A person of height $2m$ wants to get a fruit which is on the top of a pole of height $\frac{10}{3}m$ m if he stands at distance of $\left(\frac{4}{\sqrt{3}}\right)m$ from the foot of the pole, then the angle at which he should throw the stone, so that it hits the fruit is

• A. ${15}^{\circ }$
• B. ${30}^{\circ }$
• C. ${45}^{\circ }$
• D. ${60}^{\circ }$

Answer 1

The correct option is B ${30}^{\circ }$

In the above figure, $ED$ is the man trying to get the fruit on the pole $AC$ and $BC=DE$ distance of the man from the foot of the pole.

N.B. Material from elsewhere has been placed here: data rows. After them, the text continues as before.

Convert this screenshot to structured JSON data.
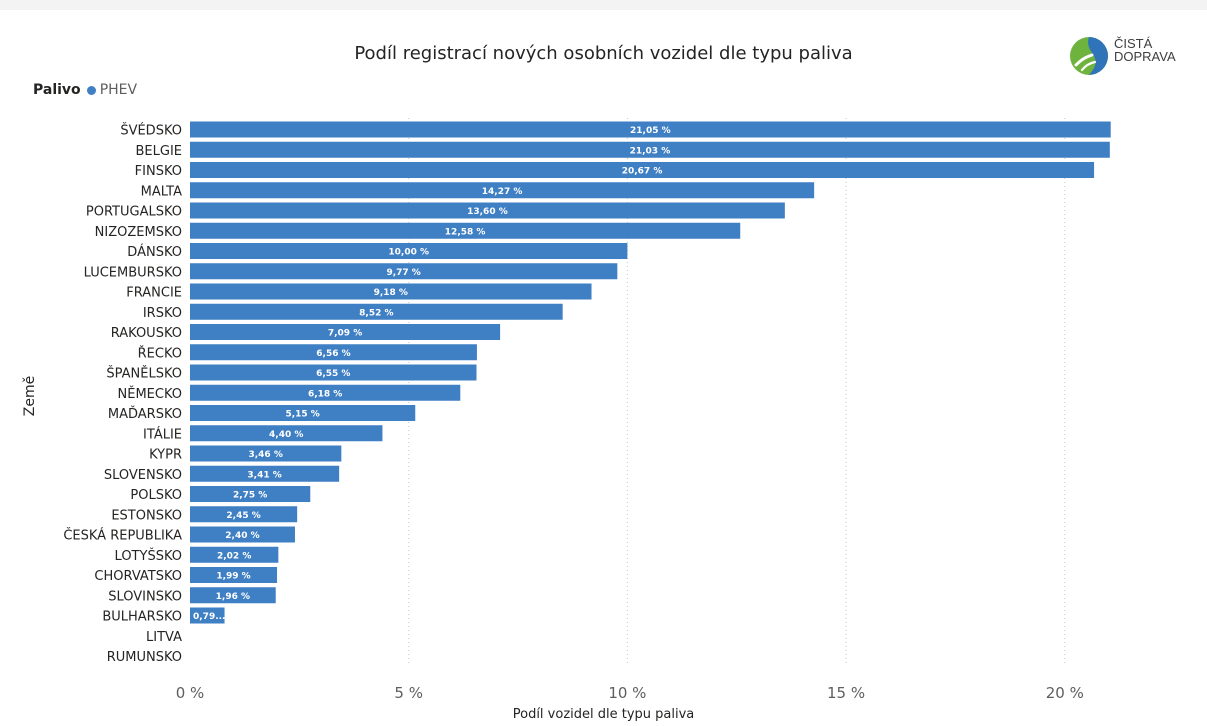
{
  "title": "Podíl registrací nových osobních vozidel dle typu paliva",
  "logo": {
    "line1": "ČISTÁ",
    "line2": "DOPRAVA"
  },
  "legend": {
    "title": "Palivo",
    "items": [
      {
        "name": "PHEV",
        "color": "#3f7fc4"
      }
    ]
  },
  "colors": {
    "bar": "#3f7fc4",
    "grid": "#c8c8c8",
    "axis_text": "#605e5c",
    "label": "#ffffff"
  },
  "chart_data": {
    "type": "bar",
    "orientation": "horizontal",
    "title": "Podíl registrací nových osobních vozidel dle typu paliva",
    "xlabel": "Podíl vozidel dle typu paliva",
    "ylabel": "Země",
    "xlim": [
      0,
      22.2
    ],
    "xticks": [
      0,
      5,
      10,
      15,
      20
    ],
    "xtick_labels": [
      "0 %",
      "5 %",
      "10 %",
      "15 %",
      "20 %"
    ],
    "grid": true,
    "legend_position": "top-left",
    "categories": [
      "ŠVÉDSKO",
      "BELGIE",
      "FINSKO",
      "MALTA",
      "PORTUGALSKO",
      "NIZOZEMSKO",
      "DÁNSKO",
      "LUCEMBURSKO",
      "FRANCIE",
      "IRSKO",
      "RAKOUSKO",
      "ŘECKO",
      "ŠPANĚLSKO",
      "NĚMECKO",
      "MAĎARSKO",
      "ITÁLIE",
      "KYPR",
      "SLOVENSKO",
      "POLSKO",
      "ESTONSKO",
      "ČESKÁ REPUBLIKA",
      "LOTYŠSKO",
      "CHORVATSKO",
      "SLOVINSKO",
      "BULHARSKO",
      "LITVA",
      "RUMUNSKO"
    ],
    "series": [
      {
        "name": "PHEV",
        "values": [
          21.05,
          21.03,
          20.67,
          14.27,
          13.6,
          12.58,
          10.0,
          9.77,
          9.18,
          8.52,
          7.09,
          6.56,
          6.55,
          6.18,
          5.15,
          4.4,
          3.46,
          3.41,
          2.75,
          2.45,
          2.4,
          2.02,
          1.99,
          1.96,
          0.79,
          null,
          null
        ],
        "data_labels": [
          "21,05 %",
          "21,03 %",
          "20,67 %",
          "14,27 %",
          "13,60 %",
          "12,58 %",
          "10,00 %",
          "9,77 %",
          "9,18 %",
          "8,52 %",
          "7,09 %",
          "6,56 %",
          "6,55 %",
          "6,18 %",
          "5,15 %",
          "4,40 %",
          "3,46 %",
          "3,41 %",
          "2,75 %",
          "2,45 %",
          "2,40 %",
          "2,02 %",
          "1,99 %",
          "1,96 %",
          "0,79...",
          "",
          ""
        ]
      }
    ]
  }
}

Let $\theta$ be the angle at which the man should throw the stone.

From the figure,

$\begin{array}{cc}AC& =AB+BC\\ \frac{10}{3}& =AB+2\\ AB& =\frac{10}{3}-2\\ & =\frac{10-6}{3}\\ & =\frac{4}{3}m\end{array}$

Now, in $△ABE,$

$\begin{array}{cc}\tan \theta & =\frac{AB}{BE}\\ & =\frac{\frac{4}{3}}{\frac{4}{\sqrt{3}}}\\ & =\frac{4}{3}\times \frac{\sqrt{3}}{4}\\ & =\frac{1}{\sqrt{3}}\\ \tan \theta & =\tan {30}^{\circ }\\ \theta & ={30}^{\circ }\end{array}$

Hence, man should throw the stone at ${30}^{\circ }$ to get the fruit from the pole.